A Hersham golf club welcomed back one of the employees who worked in the requisitioned clubhouse during World War II.

Martin Aitchison created diagrams and artwork for handbooks designed by Sir Barnes Wallis, who developed the bouncing bombs in Burhill Golf Club’s premises.

When only a few people understood Wallis’s plan of the bomb, Mr Aitchison created an artistic impression of how it would work, shedding layers as it skimmed off the heavily protected surfaces protecting Germany’s powerhouse dams in the Ruhr valley.

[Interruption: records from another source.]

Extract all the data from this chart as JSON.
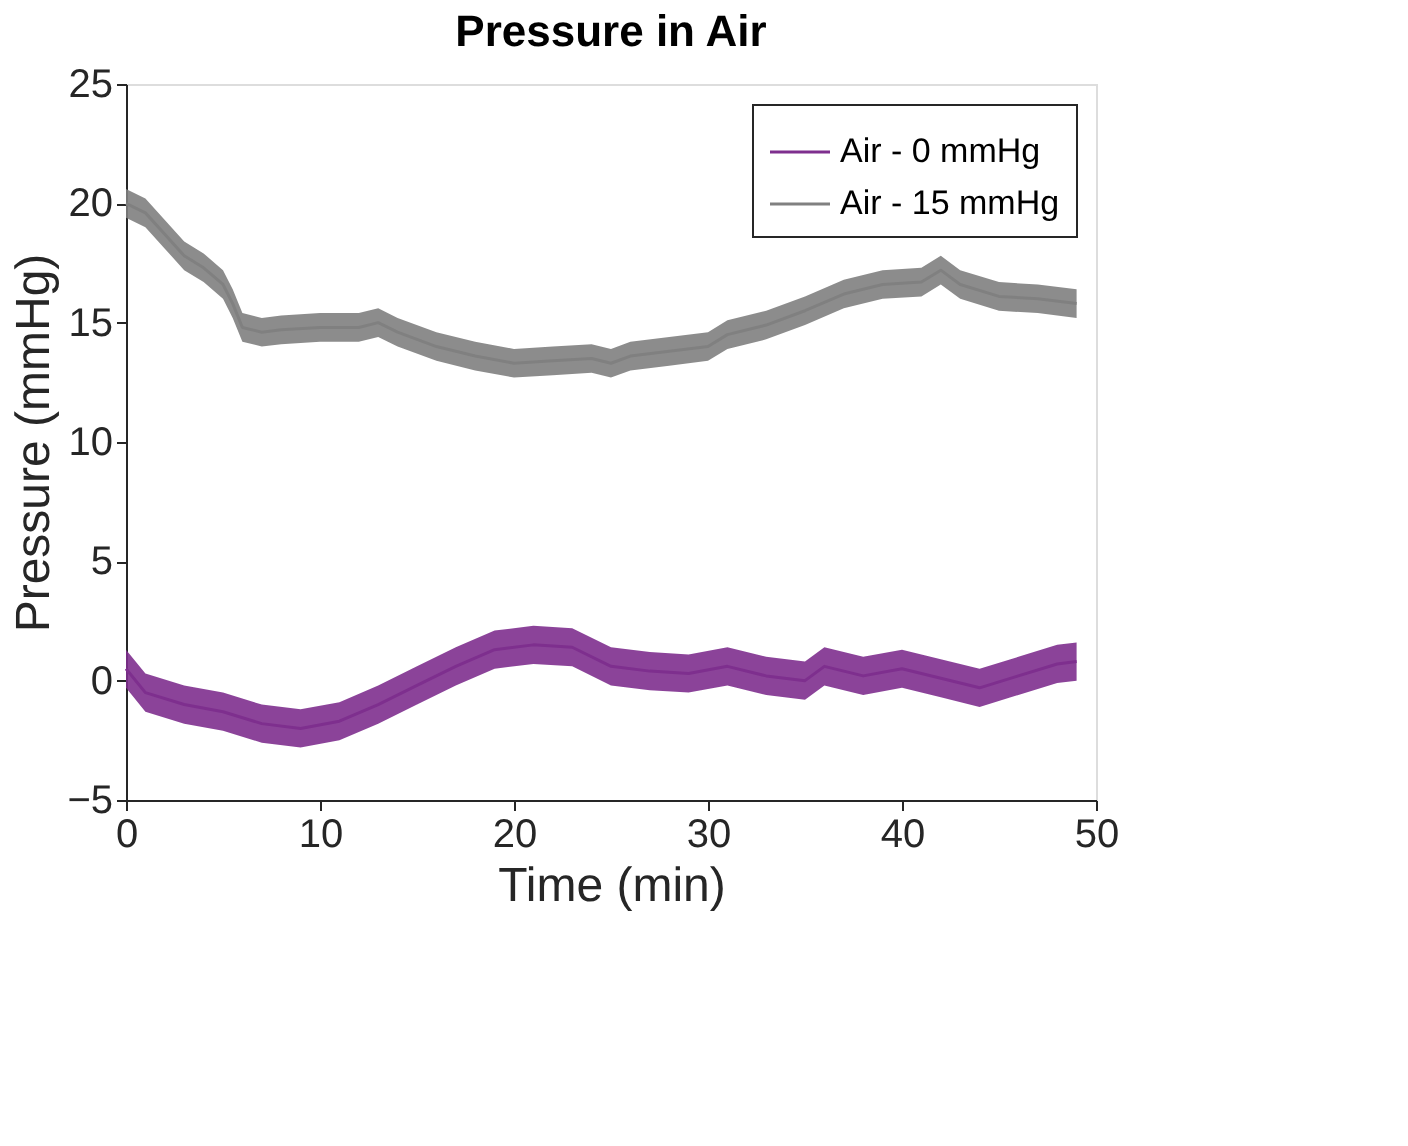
{
  "chart_data": {
    "type": "line",
    "title": "Pressure in Air",
    "xlabel": "Time (min)",
    "ylabel": "Pressure (mmHg)",
    "xlim": [
      0,
      50
    ],
    "xticks": [
      0,
      10,
      20,
      30,
      40,
      50
    ],
    "ylim": [
      -5,
      25
    ],
    "yticks": [
      -5,
      0,
      5,
      10,
      15,
      20,
      25
    ],
    "grid": false,
    "legend": "top right",
    "line_style": "solid",
    "marker": "none",
    "series": [
      {
        "name": "Air - 0 mmHg",
        "color": "#7e2f8e",
        "x": [
          0,
          1,
          3,
          5,
          7,
          9,
          11,
          13,
          15,
          17,
          19,
          21,
          23,
          25,
          27,
          29,
          31,
          33,
          35,
          36,
          38,
          40,
          42,
          44,
          46,
          48,
          49
        ],
        "values": [
          0.5,
          -0.5,
          -1.0,
          -1.3,
          -1.8,
          -2.0,
          -1.7,
          -1.0,
          -0.2,
          0.6,
          1.3,
          1.5,
          1.4,
          0.6,
          0.4,
          0.3,
          0.6,
          0.2,
          0.0,
          0.6,
          0.2,
          0.5,
          0.1,
          -0.3,
          0.2,
          0.7,
          0.8
        ],
        "lower": [
          -0.3,
          -1.3,
          -1.8,
          -2.1,
          -2.6,
          -2.8,
          -2.5,
          -1.8,
          -1.0,
          -0.2,
          0.5,
          0.7,
          0.6,
          -0.2,
          -0.4,
          -0.5,
          -0.2,
          -0.6,
          -0.8,
          -0.2,
          -0.6,
          -0.3,
          -0.7,
          -1.1,
          -0.6,
          -0.1,
          0.0
        ],
        "upper": [
          1.3,
          0.3,
          -0.2,
          -0.5,
          -1.0,
          -1.2,
          -0.9,
          -0.2,
          0.6,
          1.4,
          2.1,
          2.3,
          2.2,
          1.4,
          1.2,
          1.1,
          1.4,
          1.0,
          0.8,
          1.4,
          1.0,
          1.3,
          0.9,
          0.5,
          1.0,
          1.5,
          1.6
        ]
      },
      {
        "name": "Air - 15 mmHg",
        "color": "#808080",
        "x": [
          0,
          1,
          2,
          3,
          4,
          5,
          5.5,
          6,
          7,
          8,
          10,
          12,
          13,
          14,
          16,
          18,
          20,
          22,
          24,
          25,
          26,
          28,
          30,
          31,
          33,
          35,
          37,
          39,
          41,
          42,
          43,
          45,
          47,
          49
        ],
        "values": [
          20,
          19.6,
          18.7,
          17.8,
          17.3,
          16.6,
          15.8,
          14.8,
          14.6,
          14.7,
          14.8,
          14.8,
          15.0,
          14.6,
          14.0,
          13.6,
          13.3,
          13.4,
          13.5,
          13.3,
          13.6,
          13.8,
          14.0,
          14.5,
          14.9,
          15.5,
          16.2,
          16.6,
          16.7,
          17.2,
          16.6,
          16.1,
          16.0,
          15.8
        ],
        "lower": [
          19.4,
          19.0,
          18.1,
          17.2,
          16.7,
          16.0,
          15.2,
          14.2,
          14.0,
          14.1,
          14.2,
          14.2,
          14.4,
          14.0,
          13.4,
          13.0,
          12.7,
          12.8,
          12.9,
          12.7,
          13.0,
          13.2,
          13.4,
          13.9,
          14.3,
          14.9,
          15.6,
          16.0,
          16.1,
          16.6,
          16.0,
          15.5,
          15.4,
          15.2
        ],
        "upper": [
          20.6,
          20.2,
          19.3,
          18.4,
          17.9,
          17.2,
          16.4,
          15.4,
          15.2,
          15.3,
          15.4,
          15.4,
          15.6,
          15.2,
          14.6,
          14.2,
          13.9,
          14.0,
          14.1,
          13.9,
          14.2,
          14.4,
          14.6,
          15.1,
          15.5,
          16.1,
          16.8,
          17.2,
          17.3,
          17.8,
          17.2,
          16.7,
          16.6,
          16.4
        ]
      }
    ]
  }
}
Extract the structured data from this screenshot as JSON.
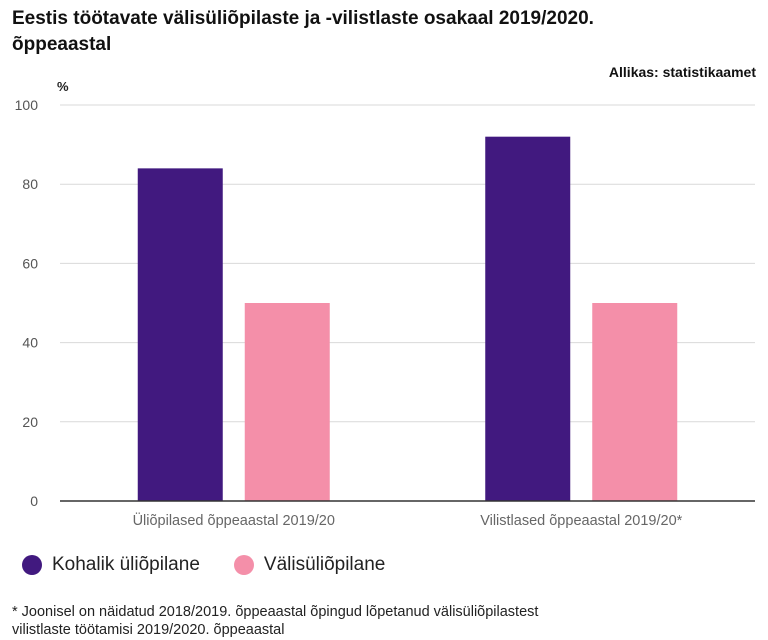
{
  "title": "Eestis töötavate välisüliõpilaste ja -vilistlaste osakaal 2019/2020. õppeaastal",
  "source": "Allikas: statistikaamet",
  "footnote": {
    "line1": "* Joonisel on näidatud 2018/2019. õppeaastal õpingud lõpetanud välisüliõpilastest",
    "line2": "vilistlaste töötamisi 2019/2020. õppeaastal"
  },
  "chart_data": {
    "type": "bar",
    "categories": [
      "Üliõpilased õppeaastal 2019/20",
      "Vilistlased õppeaastal 2019/20*"
    ],
    "series": [
      {
        "name": "Kohalik üliõpilane",
        "color": "#41197f",
        "values": [
          84,
          92
        ]
      },
      {
        "name": "Välisüliõpilane",
        "color": "#f48fa9",
        "values": [
          50,
          50
        ]
      }
    ],
    "ylabel": "%",
    "ylim": [
      0,
      100
    ],
    "yticks": [
      0,
      20,
      40,
      60,
      80,
      100
    ],
    "grid": true,
    "legend_position": "bottom-left"
  }
}
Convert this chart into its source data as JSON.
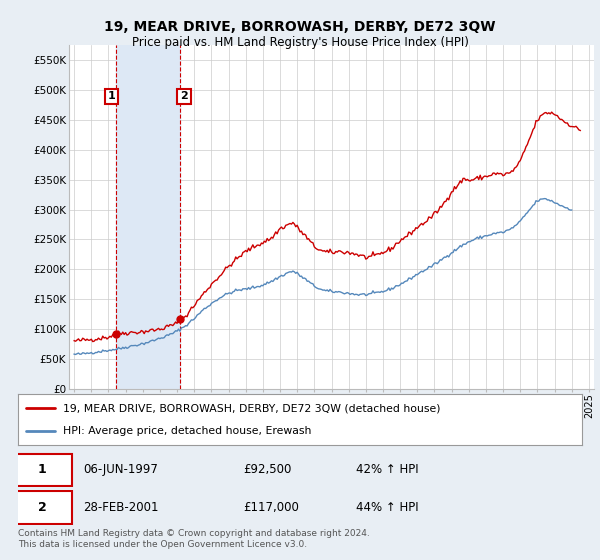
{
  "title": "19, MEAR DRIVE, BORROWASH, DERBY, DE72 3QW",
  "subtitle": "Price paid vs. HM Land Registry's House Price Index (HPI)",
  "red_label": "19, MEAR DRIVE, BORROWASH, DERBY, DE72 3QW (detached house)",
  "blue_label": "HPI: Average price, detached house, Erewash",
  "transaction1_label": "06-JUN-1997",
  "transaction1_price": "£92,500",
  "transaction1_hpi": "42% ↑ HPI",
  "transaction2_label": "28-FEB-2001",
  "transaction2_price": "£117,000",
  "transaction2_hpi": "44% ↑ HPI",
  "footer": "Contains HM Land Registry data © Crown copyright and database right 2024.\nThis data is licensed under the Open Government Licence v3.0.",
  "red_color": "#cc0000",
  "blue_color": "#5588bb",
  "bg_color": "#e8eef4",
  "plot_bg": "#ffffff",
  "span_color": "#dde8f5",
  "ylim": [
    0,
    575000
  ],
  "yticks": [
    0,
    50000,
    100000,
    150000,
    200000,
    250000,
    300000,
    350000,
    400000,
    450000,
    500000,
    550000
  ],
  "ytick_labels": [
    "£0",
    "£50K",
    "£100K",
    "£150K",
    "£200K",
    "£250K",
    "£300K",
    "£350K",
    "£400K",
    "£450K",
    "£500K",
    "£550K"
  ],
  "transaction1_date_idx": 1997.42,
  "transaction1_value": 92500,
  "transaction2_date_idx": 2001.16,
  "transaction2_value": 117000,
  "xlim_min": 1994.7,
  "xlim_max": 2025.3
}
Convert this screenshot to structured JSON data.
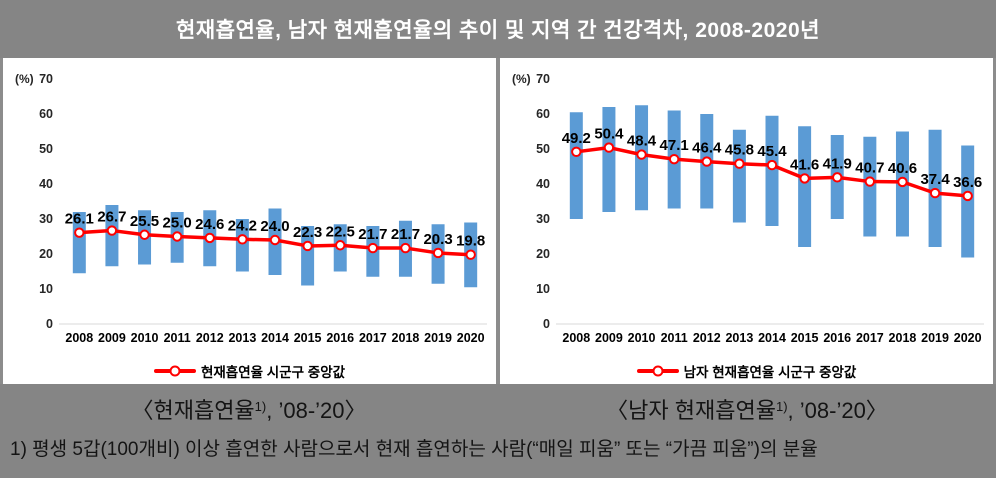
{
  "header": {
    "title": "현재흡연율, 남자 현재흡연율의 추이 및 지역 간 건강격차, 2008-2020년"
  },
  "chart_data": [
    {
      "type": "bar",
      "variant": "floating range bars (regional min–max) with median line",
      "title": "현재흡연율",
      "unit_label": "(%)",
      "categories": [
        "2008",
        "2009",
        "2010",
        "2011",
        "2012",
        "2013",
        "2014",
        "2015",
        "2016",
        "2017",
        "2018",
        "2019",
        "2020"
      ],
      "median": [
        26.1,
        26.7,
        25.5,
        25.0,
        24.6,
        24.2,
        24.0,
        22.3,
        22.5,
        21.7,
        21.7,
        20.3,
        19.8
      ],
      "range_min": [
        14.5,
        16.5,
        17.0,
        17.5,
        16.5,
        15.0,
        14.0,
        11.0,
        15.0,
        13.5,
        13.5,
        11.5,
        10.5
      ],
      "range_max": [
        32.0,
        34.0,
        32.5,
        32.0,
        32.5,
        30.0,
        33.0,
        28.0,
        28.5,
        28.0,
        29.5,
        28.5,
        29.0
      ],
      "legend": "현재흡연율 시군구 중앙값",
      "ylim": [
        0,
        70
      ],
      "yticks": [
        0,
        10,
        20,
        30,
        40,
        50,
        60,
        70
      ],
      "grid": false,
      "legend_position": "bottom",
      "bar_color": "#5B9BD5",
      "line_color": "#FF0000"
    },
    {
      "type": "bar",
      "variant": "floating range bars (regional min–max) with median line",
      "title": "남자 현재흡연율",
      "unit_label": "(%)",
      "categories": [
        "2008",
        "2009",
        "2010",
        "2011",
        "2012",
        "2013",
        "2014",
        "2015",
        "2016",
        "2017",
        "2018",
        "2019",
        "2020"
      ],
      "median": [
        49.2,
        50.4,
        48.4,
        47.1,
        46.4,
        45.8,
        45.4,
        41.6,
        41.9,
        40.7,
        40.6,
        37.4,
        36.6
      ],
      "range_min": [
        30.0,
        32.0,
        32.5,
        33.0,
        33.0,
        29.0,
        28.0,
        22.0,
        30.0,
        25.0,
        25.0,
        22.0,
        19.0
      ],
      "range_max": [
        60.5,
        62.0,
        62.5,
        61.0,
        60.0,
        55.5,
        59.5,
        56.5,
        54.0,
        53.5,
        55.0,
        55.5,
        51.0
      ],
      "legend": "남자 현재흡연율 시군구 중앙값",
      "ylim": [
        0,
        70
      ],
      "yticks": [
        0,
        10,
        20,
        30,
        40,
        50,
        60,
        70
      ],
      "grid": false,
      "legend_position": "bottom",
      "bar_color": "#5B9BD5",
      "line_color": "#FF0000"
    }
  ],
  "captions": [
    {
      "text": "〈현재흡연율",
      "sup": "1)",
      "suffix": ", ’08-’20〉"
    },
    {
      "text": "〈남자 현재흡연율",
      "sup": "1)",
      "suffix": ", ’08-’20〉"
    }
  ],
  "footnote": "1) 평생 5갑(100개비)  이상 흡연한 사람으로서 현재 흡연하는 사람(“매일 피움” 또는 “가끔 피움”)의 분율",
  "colors": {
    "band_gray": "#858585",
    "bar_blue": "#5B9BD5",
    "line_red": "#FF0000",
    "axis_gray": "#d9d9d9"
  }
}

Mr Aitchison, 94, said: “I never felt under pressure from work, but everything we worked on was top secret. Occasionally the tea lady would take an interest in one of my drawings, so we had to make up elaborate stories about what they were for.”

He returned to the site for the BBC’s coverage of the 70th anniversary of Operation Chastise, known as the Dambusters raid.

Due to his deafness, Mr Aitchison never served in the military but worked with Wallis and 300 others at the clubhouse.

He had wanted to use his talent for drawing to become an engineer, but lacked the mathematical knowledge.

After the war ended, he became an artist, working for The Eagle comic and Ladybird books.

The club’s general manager David Cook said: “It is too easy to forget what work took place here as recently as 70 years ago, and it’s humbling to be in the presence of someone who was part of such an important and well-known operation.”